The researchers - led by Ana Domingos, Ph.D., from the Instituto Gulbenkian de Ciência in Portugal - describe the new immune cells, which they call sympathetic neuron-associated macrophages (SAMs), in a new paper published in the journal Nature Medicine.
Overweight and obesity pose major health risks because they raise the likelihood of developing type 2 diabetes, heart and circulation diseases, cancer, and other chronic diseases.
The worldwide epidemic of obesity and the health problems associated with it has increased scientific research into the underlying biology of the condition.
Macrophages and fat breakdown
In their study paper, Dr. Domingos and colleagues describe an area of research that is debating how a link between the immune system and the nervous system might affect fat breakdown.
Previous studies have suggested that macrophages that are active in obesity-related inflammation in fat tissue could be involved.
Macrophages are the "big eaters" of the immune system. They can be found in every type of tissue, where they eat up dead cells, bacteria, and other pathogens, and where they also trigger inflammation.
However, the mechanisms linking the action of macrophages to the nervous system and fat breakdown have not been studied in depth.
In previous work, Dr. Domingos' team had discovered that fat, or "adipose tissue," has a supply of nerves made up of sympathetic nerve cells, or neurons, that release the neurotransmitter norepinephrine to trigger the breakdown of fat.
In the new study, they found that SAMs interact with, and influence the triggering of, the neurons that release the norepinephrine that triggers fat breakdown.

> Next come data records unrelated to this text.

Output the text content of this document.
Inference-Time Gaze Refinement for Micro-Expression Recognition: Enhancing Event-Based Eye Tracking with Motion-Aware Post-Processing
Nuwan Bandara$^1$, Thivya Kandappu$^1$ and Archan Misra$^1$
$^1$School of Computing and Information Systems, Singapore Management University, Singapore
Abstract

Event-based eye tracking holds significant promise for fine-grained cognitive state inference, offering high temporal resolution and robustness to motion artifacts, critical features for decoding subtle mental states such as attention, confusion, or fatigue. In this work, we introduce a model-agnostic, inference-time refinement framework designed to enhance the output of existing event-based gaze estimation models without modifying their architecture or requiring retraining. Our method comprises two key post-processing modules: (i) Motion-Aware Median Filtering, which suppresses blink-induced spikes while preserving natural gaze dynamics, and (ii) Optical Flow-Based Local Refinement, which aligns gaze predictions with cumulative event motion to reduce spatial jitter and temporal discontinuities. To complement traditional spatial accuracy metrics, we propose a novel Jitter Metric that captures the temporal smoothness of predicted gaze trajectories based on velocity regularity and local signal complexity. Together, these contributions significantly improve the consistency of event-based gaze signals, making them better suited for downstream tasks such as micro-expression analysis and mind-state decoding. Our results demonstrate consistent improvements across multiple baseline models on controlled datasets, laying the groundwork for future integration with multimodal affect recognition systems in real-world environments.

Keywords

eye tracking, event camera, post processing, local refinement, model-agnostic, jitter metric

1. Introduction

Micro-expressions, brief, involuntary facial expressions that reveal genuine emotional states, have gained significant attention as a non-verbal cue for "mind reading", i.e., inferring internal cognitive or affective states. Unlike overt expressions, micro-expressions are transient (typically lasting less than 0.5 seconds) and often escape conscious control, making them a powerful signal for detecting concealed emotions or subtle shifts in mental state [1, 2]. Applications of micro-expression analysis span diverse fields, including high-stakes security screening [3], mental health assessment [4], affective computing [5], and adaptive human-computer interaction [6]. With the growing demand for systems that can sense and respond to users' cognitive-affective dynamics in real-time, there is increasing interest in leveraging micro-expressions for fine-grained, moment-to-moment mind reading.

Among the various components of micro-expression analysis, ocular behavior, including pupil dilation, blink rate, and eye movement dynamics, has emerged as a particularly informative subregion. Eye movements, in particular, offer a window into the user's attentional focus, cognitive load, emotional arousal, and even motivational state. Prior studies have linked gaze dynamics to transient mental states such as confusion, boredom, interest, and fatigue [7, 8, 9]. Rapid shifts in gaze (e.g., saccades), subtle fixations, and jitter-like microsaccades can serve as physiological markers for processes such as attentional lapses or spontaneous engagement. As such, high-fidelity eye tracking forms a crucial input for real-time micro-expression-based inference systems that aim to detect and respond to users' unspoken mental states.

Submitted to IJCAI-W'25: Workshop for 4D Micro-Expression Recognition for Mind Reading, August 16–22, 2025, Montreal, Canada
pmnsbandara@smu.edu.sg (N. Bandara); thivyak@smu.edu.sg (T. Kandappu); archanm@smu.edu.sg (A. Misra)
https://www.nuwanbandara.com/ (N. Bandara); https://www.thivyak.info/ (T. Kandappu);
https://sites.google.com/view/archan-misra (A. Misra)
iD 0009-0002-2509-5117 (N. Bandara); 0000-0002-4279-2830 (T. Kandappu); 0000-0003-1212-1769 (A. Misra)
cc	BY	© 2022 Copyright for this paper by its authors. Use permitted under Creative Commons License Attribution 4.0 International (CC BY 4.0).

The team also discovered that SAMs dispose of norepinephrine and that obese mice have a much higher quantity of SAMs attached to neurons in fat tissue than lean mice.
The team suggests that this shows that SAMs play a key role in obesity by reducing norepinephrine in fat tissue, which, in turn, blocks the process of fat reduction.
Blocking protein boosted fat breakdown
Further investigations using genetically engineered mice uncovered more details about the underlying molecular mechanisms.
These showed that SAMs alone have a protein called Slc6a2 that latches onto norepinephrine. As far as they know, the researchers say that SAMs are the only type of immune cell that have this transporter protein.
The team also discovered that blocking this transporter protein in SAMs increased fat breakdown, energy use, and weight loss in the mice.
Finally, by analyzing nervous system samples from humans, the researchers discovered that we have an equivalent mechanism for clearing out norepinephrine.
Dr. Domingos suggests that targeting the norepinephrine transporter in SAMs may offer a way to overcome the "noxious off-target effects of several known drugs that block this molecular target."
"Overall, our results identify SAMs as a potential new molecular and cellular target for obesity therapy."